The researchers carried out a series of experiments assessing the efficacy of antibodies, both singularly and in combinations, on mice infected with the flu virus, discovering that a combination of three antibodies yielded the most promising results.

They evaluated antibody cocktails on mice exposed to two H1N1 strains, including the ones responsible for the 2009 swine flu pandemic. Currently circulating H1N1 alongside two avian strains: H5N1, which affects wildlife and livestock worldwide, and H7N9, which poses a significant threat to humans and other animals.

The findings indicated that the antibody cocktails diminished the severity of lung disease and reduced viral loads, leading to improved survival rates in both healthy and immunocompromised mice.

For instance, when treated with antibody cocktails within the first three days post-exposure to H7N9, all mice survived; 70% of those treated on day four survived, and 60% did on day five.

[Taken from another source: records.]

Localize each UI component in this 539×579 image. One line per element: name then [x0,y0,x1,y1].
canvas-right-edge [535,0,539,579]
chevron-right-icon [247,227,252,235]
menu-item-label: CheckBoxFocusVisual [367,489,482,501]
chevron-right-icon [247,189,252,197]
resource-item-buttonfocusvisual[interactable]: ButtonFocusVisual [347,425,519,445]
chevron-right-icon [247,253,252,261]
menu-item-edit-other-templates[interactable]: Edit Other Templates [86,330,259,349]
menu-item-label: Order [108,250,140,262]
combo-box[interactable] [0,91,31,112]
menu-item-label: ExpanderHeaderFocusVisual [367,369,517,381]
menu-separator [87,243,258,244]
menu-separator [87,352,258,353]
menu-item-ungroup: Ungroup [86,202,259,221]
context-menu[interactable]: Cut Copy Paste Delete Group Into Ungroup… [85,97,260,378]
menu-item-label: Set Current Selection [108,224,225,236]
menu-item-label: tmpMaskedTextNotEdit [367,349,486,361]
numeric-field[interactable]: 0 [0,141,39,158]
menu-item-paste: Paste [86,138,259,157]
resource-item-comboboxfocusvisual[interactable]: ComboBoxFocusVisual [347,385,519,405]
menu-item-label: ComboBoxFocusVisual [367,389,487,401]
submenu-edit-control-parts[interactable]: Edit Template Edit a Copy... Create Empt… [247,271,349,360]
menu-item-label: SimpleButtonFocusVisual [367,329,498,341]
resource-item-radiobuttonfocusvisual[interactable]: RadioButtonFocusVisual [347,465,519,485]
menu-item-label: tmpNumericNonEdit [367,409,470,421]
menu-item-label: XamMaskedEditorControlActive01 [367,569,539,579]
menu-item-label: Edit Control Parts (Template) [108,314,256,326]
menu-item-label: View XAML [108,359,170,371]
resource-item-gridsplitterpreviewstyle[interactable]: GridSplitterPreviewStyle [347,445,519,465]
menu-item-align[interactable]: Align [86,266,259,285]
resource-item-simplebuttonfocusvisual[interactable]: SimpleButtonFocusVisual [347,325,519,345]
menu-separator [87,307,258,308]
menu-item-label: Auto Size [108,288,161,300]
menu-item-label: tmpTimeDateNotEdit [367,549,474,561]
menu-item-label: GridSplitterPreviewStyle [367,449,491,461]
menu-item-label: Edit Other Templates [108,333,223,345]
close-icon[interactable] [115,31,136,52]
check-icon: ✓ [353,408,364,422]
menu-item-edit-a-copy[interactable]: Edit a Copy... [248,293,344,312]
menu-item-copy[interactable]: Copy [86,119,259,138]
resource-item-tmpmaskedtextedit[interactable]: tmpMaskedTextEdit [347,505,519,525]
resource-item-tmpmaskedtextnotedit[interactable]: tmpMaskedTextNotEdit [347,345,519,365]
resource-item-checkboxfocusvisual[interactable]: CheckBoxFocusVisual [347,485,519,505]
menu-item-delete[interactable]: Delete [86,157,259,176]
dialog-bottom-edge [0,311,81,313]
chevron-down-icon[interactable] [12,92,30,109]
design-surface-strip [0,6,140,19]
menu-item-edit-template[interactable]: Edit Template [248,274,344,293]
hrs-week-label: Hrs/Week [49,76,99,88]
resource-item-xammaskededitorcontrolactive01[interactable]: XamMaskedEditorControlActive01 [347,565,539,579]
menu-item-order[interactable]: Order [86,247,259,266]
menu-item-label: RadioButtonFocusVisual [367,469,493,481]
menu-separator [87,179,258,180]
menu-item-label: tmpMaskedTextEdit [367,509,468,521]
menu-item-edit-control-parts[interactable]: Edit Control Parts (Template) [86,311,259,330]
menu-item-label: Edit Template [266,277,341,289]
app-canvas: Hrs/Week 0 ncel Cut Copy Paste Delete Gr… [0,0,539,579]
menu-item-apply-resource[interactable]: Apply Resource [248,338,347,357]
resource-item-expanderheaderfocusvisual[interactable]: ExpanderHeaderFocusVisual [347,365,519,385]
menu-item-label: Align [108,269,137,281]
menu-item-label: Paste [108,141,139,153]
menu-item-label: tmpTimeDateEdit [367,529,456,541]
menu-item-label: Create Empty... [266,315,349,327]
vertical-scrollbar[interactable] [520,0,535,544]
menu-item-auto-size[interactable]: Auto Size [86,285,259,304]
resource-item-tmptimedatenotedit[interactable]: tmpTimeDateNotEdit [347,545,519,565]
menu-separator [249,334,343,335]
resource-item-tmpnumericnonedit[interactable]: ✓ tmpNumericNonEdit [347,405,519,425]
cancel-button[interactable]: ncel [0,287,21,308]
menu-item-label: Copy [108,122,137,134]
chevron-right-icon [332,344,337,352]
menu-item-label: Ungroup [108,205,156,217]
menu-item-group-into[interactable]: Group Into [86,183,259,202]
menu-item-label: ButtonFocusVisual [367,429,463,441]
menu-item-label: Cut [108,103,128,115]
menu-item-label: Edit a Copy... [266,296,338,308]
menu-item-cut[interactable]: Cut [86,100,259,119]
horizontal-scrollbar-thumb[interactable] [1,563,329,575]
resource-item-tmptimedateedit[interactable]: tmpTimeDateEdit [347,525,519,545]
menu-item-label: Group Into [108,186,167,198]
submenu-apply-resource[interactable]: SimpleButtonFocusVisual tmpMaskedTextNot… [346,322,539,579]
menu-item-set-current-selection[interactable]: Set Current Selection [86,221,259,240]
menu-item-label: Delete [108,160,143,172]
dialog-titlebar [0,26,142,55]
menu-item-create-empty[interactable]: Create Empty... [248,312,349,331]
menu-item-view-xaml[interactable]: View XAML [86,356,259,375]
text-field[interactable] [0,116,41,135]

Paust highlighted this as a groundbreaking moment, noting it marked the first instance of widespread influenza protection in living subjects. The cocktail also proved effective when administered before infection, suggesting potential preventative uses.

Even after 24 days of treatment, there were no indicators of the virus mutating to develop resistance. “For the virus to evade treatment, it would need to avoid all three antibodies, which bind in different ways,” Paust states.

“This demonstrates the potential for using antibody cocktails to treat individuals during flu pandemics, in conjunction with vaccines,” says Daniel Davis from Imperial College London. “However, further testing in humans is crucial before considering this a true medical advancement.”

Paust’s next step involves modifying the antibodies aimed at M2E to resemble human proteins. This has been done with numerous antibodies in the past. If successful, the process will proceed to safety and efficacy evaluations.

Paust envisions a future where these antibody cocktails could be stockpiled as drugs to tackle seasonal flu outbreaks. “Ideally, this would be administered to high-risk individuals at the onset of the season,” she concludes. “This would ensure they remain relatively healthy.”